UMA ABELHA NA CHUVA, CARLOS DE OLIVEIRA

 


Carlos de Oliveira é brilhante no uso linguagem, de um apuramento notável, e não menos na composição. Na análise deste romance, devemos, como diz o Dr. Neto (personagem do dito), partir do real e concreto, para o abstrato e complexo. Neste caso, partir da pequena comunidade de Montouro para uma caracterização da sociedade portuguesa no tempo do Estado Novo.

Silvestre (pequeno burguês, gordo, indolente e covarde) casou com Maria dos Prazeres (filha de fidalgos decadentes e falidos). Maria dos Prazeres é a abelha rainha e o motor de uma colmeia bem pintada por fora, mas putrescente e disfuncional por dentro – alimentando-se de ressentimento produz apenas fel. Maria dos Prazeres vive um vazio impossível de preencher: reduzida a uma pequena burguesia soturna e canalha, cambaleante na sua mesquinhez, cheia de remorsos fingidos; no quarto gélido, a sua sexualidade reprimida (função primordial da abelha rainha) lateja: pelo cocheiro Jacinto; e mesmo na admiração pelo cunhado que foi para as colónias espremer pretos e pretas.

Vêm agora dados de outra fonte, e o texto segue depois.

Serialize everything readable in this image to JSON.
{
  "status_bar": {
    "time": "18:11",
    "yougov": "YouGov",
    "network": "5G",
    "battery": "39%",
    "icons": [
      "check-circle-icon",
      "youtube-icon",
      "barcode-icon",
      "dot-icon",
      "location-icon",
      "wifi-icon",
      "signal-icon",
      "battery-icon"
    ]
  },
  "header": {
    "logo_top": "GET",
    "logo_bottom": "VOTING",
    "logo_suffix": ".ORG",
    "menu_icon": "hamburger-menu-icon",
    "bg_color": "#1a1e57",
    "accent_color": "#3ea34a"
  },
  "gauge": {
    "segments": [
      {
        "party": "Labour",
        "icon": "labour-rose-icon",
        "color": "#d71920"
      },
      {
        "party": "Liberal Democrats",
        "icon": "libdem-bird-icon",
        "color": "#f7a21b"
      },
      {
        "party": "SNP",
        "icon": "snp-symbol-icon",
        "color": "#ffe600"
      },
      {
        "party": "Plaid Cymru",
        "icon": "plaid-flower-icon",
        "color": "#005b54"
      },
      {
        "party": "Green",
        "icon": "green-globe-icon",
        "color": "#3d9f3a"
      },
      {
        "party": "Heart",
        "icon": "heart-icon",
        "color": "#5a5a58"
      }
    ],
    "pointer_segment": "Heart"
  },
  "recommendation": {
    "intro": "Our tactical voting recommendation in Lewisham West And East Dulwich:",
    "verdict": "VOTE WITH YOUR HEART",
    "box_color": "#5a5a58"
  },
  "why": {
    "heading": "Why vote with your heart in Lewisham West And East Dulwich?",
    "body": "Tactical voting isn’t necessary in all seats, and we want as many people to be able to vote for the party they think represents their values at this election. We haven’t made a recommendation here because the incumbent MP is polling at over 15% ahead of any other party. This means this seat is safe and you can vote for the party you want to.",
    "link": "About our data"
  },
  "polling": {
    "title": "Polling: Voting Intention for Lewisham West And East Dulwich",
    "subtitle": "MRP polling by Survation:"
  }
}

António (o oleiro cego, que virou santeiro) e Marcelo (o seu ajudante) matam Jacinto, o cocheiro de Silvestre, incitados este. Mas a origem deste crime não foi a honra ofendida de Clara (filha de António, amante de Jacinto de quem carregava um filho). Foram os ciúmes de Silvestre acerca dos olhares lúbricos que Maria dos Prazeres lançava inadvertidamente ao cocheiro. Pior do que os olhares, o desvelo com que Jacinto, conversando com Clara no palheiro, ridicularizavam a sua falta de vigor sexual.

Jacinto e Clara são as únicas personagens deste romance que têm uma vitalidade pungente. São elas as abelhas obreiras, as abelhas boas – abatidas por pingos de chuva morrem, assim como o seu filho por nascer. Estas produziam o mel que todos os outros transformavam em fel.

A caracterização de António (Salazar) e Marcelo (às vezes Marcelão) como meros instrumentos na mão de uma pequena burguesia canalha, falida e desesperada, que não fode nem deixa foder, poderá ser surpreendente. Uma pequena burguesia que, por sua vez, não tem sequer a nobreza de assumir os seus atos, e que repousa a sua consciência numa aristocracia silenciosa, a rainha que ninguém vê e a que já ninguém pode atender.

A sociedade portuguesa mudou muito ou pouco, desde então? É com certeza mais aberta e plural. Mas quanto do que aqui é descrito não se poderá identificar ainda hoje?